EX-99.(I)(3) 4 d53494exv99wxiyx3y.htm OPINION OF SKADDEN, ARPS, SLATE, MEAGHER & FLOM LLP exv99wxiyx3y
 

Exhibit (i)(3)
[Letterhead of Skadden, Arps, Slate, Meagher & Flom LLP]
March 14, 2008
Highland Funds I
Two Galleria Tower
13455 Noel Road, Suite 800
Dallas, Texas 75240
     
Re:
  Highland Funds I—Highland Healthcare Fund
 
  Registration Statement on Form N-1A
 
  (File Nos. 333-132400 and 811-21866)
Ladies and Gentlemen:
     We are acting as special counsel to Highland Funds I, a statutory trust formed under the Delaware Statutory Trust Act (the “Trust”), in connection with the issuance and sale by one of its series, Highland Healthcare Fund, of an indefinite number of shares of beneficial interest, par value $0.001 per share, that the Trustees have currently classified as an indefinite number of shares of beneficial interest of each of the following classes: Class A Shares, Class C Shares and Class Z Shares (collectively, the “Shares”).
     This opinion is being furnished in accordance with the requirements of Item 23(i) of the Form N-1A Registration Statement of the Trust under the Securities Act of 1933, as amended (the “1933 Act”), and the Investment Company Act of 1940, as amended (the “1940 Act”).
     In connection with this opinion, we have examined originals or copies, certified or otherwise identified to our satisfaction, of: (i) Post-Effective Amendment No. 5 to the Registration Statement of the Trust on Form N-1A (File Nos. 333-132400 and 811-21866), as filed with the Securities and Exchange Commission (the “Commission”) on December 21, 2007; (ii) Post-Effective Amendment No. 7 to the Registration Statement of the Trust on Form N-1A (File Nos. 333-132400 and 811-21866), as filed with the Commission on March 4, 2008; (iii) Post-Effective Amendment No. 8 to the Registration Statement of the Trust on Form N-1A (File Nos. 333-132400 and 811-21866), as proposed to be filed with the Commission on the date hereof (such Registration Statement, as so amended and proposed to be amended, being hereinafter referred to as the “Registration Statement”); (iv) the Underwriting Agreement by and between PFPC Distributors, Inc. and the Trust (the “Underwriting Agreement”), as incorporated

 


 

Highland Funds I
March 14, 2008
Page 2
by reference into the Registration Statement; (v) the Certificate of Trust of the Trust, dated February 27, 2006 and as filed with the Secretary of the State of Delaware on February 28, 2006; (vi) the Agreement and Declaration of Trust of the Trust, dated February 27, 2006, as amended as of March 3, 2006 and December 8, 2006 and certified by the Secretary of the Trust as currently in effect (the “Agreement and Declaration of Trust”); (vii) the By-Laws of the Trust, certified by the Secretary of the Trust as currently in effect; and (viii) certain resolutions of the Board of Trustees of the Trust relating to the issuance and sale of the Shares and related matters.
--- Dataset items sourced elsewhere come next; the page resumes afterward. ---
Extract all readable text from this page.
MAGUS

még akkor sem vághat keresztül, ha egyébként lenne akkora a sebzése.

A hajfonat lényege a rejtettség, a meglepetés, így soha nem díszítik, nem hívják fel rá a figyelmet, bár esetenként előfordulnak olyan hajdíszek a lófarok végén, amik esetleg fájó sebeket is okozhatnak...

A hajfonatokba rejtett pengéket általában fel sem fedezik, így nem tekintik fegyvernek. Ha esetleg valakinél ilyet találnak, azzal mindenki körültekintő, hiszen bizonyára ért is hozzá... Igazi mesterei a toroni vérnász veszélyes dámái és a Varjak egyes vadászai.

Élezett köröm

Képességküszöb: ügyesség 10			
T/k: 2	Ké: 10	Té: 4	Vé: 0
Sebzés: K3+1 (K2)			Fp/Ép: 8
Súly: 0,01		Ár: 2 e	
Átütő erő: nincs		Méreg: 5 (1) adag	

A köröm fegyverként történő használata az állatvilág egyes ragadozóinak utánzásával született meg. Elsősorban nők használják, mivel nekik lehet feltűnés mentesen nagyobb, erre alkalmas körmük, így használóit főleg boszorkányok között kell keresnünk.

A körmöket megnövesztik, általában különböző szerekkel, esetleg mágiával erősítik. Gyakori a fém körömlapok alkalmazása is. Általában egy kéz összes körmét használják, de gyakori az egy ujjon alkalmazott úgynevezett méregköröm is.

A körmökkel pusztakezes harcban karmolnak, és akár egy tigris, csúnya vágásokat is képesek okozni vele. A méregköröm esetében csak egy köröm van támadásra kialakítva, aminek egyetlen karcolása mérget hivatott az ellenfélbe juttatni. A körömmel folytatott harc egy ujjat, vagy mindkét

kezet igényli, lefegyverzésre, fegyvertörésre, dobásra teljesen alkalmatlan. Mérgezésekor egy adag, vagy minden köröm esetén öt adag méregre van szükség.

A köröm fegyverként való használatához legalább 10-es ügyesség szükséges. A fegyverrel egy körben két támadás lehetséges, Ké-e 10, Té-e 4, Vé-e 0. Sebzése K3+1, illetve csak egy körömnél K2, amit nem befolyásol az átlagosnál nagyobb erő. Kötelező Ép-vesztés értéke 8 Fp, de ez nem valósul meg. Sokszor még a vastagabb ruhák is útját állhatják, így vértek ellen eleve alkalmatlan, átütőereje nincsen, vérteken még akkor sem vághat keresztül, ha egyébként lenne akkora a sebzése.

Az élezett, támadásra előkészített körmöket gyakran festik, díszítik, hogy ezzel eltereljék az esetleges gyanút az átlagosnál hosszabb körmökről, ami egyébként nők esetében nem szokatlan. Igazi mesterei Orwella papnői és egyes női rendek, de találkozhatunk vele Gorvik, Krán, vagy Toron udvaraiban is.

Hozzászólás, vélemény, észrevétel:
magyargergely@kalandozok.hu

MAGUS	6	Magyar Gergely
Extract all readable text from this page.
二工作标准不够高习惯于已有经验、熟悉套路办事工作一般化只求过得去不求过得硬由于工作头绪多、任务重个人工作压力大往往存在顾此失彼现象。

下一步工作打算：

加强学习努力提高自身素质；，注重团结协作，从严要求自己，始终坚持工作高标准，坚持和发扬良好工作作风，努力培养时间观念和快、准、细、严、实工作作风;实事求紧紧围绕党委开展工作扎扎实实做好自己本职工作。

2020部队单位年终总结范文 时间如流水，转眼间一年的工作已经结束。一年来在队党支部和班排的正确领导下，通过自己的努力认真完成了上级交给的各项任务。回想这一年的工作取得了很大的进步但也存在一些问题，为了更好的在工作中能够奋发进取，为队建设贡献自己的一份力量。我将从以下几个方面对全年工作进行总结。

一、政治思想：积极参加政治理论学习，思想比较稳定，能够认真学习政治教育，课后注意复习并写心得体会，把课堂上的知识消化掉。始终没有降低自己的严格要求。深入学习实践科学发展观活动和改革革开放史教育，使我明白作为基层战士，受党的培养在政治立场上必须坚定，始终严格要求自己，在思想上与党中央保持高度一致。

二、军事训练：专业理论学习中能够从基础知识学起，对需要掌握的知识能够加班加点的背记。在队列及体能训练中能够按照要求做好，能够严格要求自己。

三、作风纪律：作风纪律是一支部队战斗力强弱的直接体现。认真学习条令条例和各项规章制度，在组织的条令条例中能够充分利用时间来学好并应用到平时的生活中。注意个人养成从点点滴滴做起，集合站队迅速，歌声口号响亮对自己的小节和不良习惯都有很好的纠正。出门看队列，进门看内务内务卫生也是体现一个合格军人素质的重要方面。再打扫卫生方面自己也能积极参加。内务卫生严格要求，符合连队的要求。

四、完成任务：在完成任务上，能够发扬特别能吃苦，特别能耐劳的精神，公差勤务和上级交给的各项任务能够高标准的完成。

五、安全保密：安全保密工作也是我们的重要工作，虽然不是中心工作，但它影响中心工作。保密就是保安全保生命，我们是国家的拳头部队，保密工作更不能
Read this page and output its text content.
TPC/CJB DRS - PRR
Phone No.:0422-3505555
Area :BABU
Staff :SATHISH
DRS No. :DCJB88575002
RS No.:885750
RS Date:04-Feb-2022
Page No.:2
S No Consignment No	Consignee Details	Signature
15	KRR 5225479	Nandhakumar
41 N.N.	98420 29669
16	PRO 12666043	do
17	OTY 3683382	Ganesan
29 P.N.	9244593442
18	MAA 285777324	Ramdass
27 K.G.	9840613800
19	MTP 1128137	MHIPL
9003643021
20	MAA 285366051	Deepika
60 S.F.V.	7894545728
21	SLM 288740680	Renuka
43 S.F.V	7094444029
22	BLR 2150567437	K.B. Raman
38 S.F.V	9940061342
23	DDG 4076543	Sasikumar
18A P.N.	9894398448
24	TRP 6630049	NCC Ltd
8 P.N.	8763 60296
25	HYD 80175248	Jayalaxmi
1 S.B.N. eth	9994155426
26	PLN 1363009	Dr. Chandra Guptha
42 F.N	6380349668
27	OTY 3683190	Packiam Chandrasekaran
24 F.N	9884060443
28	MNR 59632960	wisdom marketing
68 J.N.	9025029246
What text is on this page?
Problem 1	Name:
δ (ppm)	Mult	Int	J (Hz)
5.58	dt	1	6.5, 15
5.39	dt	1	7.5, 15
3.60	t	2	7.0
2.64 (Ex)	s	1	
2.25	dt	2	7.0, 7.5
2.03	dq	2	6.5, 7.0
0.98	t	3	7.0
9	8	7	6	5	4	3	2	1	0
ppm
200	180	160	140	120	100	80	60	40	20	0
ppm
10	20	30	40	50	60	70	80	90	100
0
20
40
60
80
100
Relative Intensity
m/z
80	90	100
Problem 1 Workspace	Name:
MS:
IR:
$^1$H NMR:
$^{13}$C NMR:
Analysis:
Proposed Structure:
We also have examined originals or copies, certified or otherwise identified to our satisfaction, of such records of the Trust and such agreements, certificates of public officials, certificates of officers or other representatives of the Trust and others, and such other documents, certificates and records as we have deemed necessary or appropriate as a basis for the opinions set forth herein.
     In our examination, we have assumed the legal capacity of all natural persons, the genuineness of all signatures, the authenticity of all documents submitted to us as originals, the conformity to original documents of all documents submitted to us as certified, conformed or photostatic copies and the authenticity of the originals of such copies. In making our examination of executed documents, we have assumed that the parties thereto, other than the Trust, its trustees and officers, had the power, corporate or other, to enter into and perform all obligations thereunder and have also assumed the due authorization by all requisite action, corporate or other, and execution and delivery by such parties of such documents and the validity and binding effect thereof on such parties. As to any facts material to the opinions expressed herein which we have not independently established or verified, we have relied upon statements and representations of officers and other representatives of the Trust and others.
     Members of our firm are admitted to the bar in the State of Delaware, and we do not express any opinion as to any laws other than Delaware trust law.
     Based upon and subject to the foregoing, we are of the opinion that, when: (i) the Registration Statement becomes effective under the 1933 Act and (ii) the Shares are issued and delivered against payment at a price per share not less than the per share par value of the Shares and as otherwise contemplated by the Registration Statement, the issuance and sale of the Shares will have been duly authorized, and the Shares will be validly issued, fully paid and nonassessable.
     We hereby consent to the filing of this opinion with the Commission as an exhibit to the Registration Statement. In giving this consent, we do not thereby admit that we are included in the category of persons whose consent is required under Section 7 of the 1933 Act or the rules and regulations of the Commission.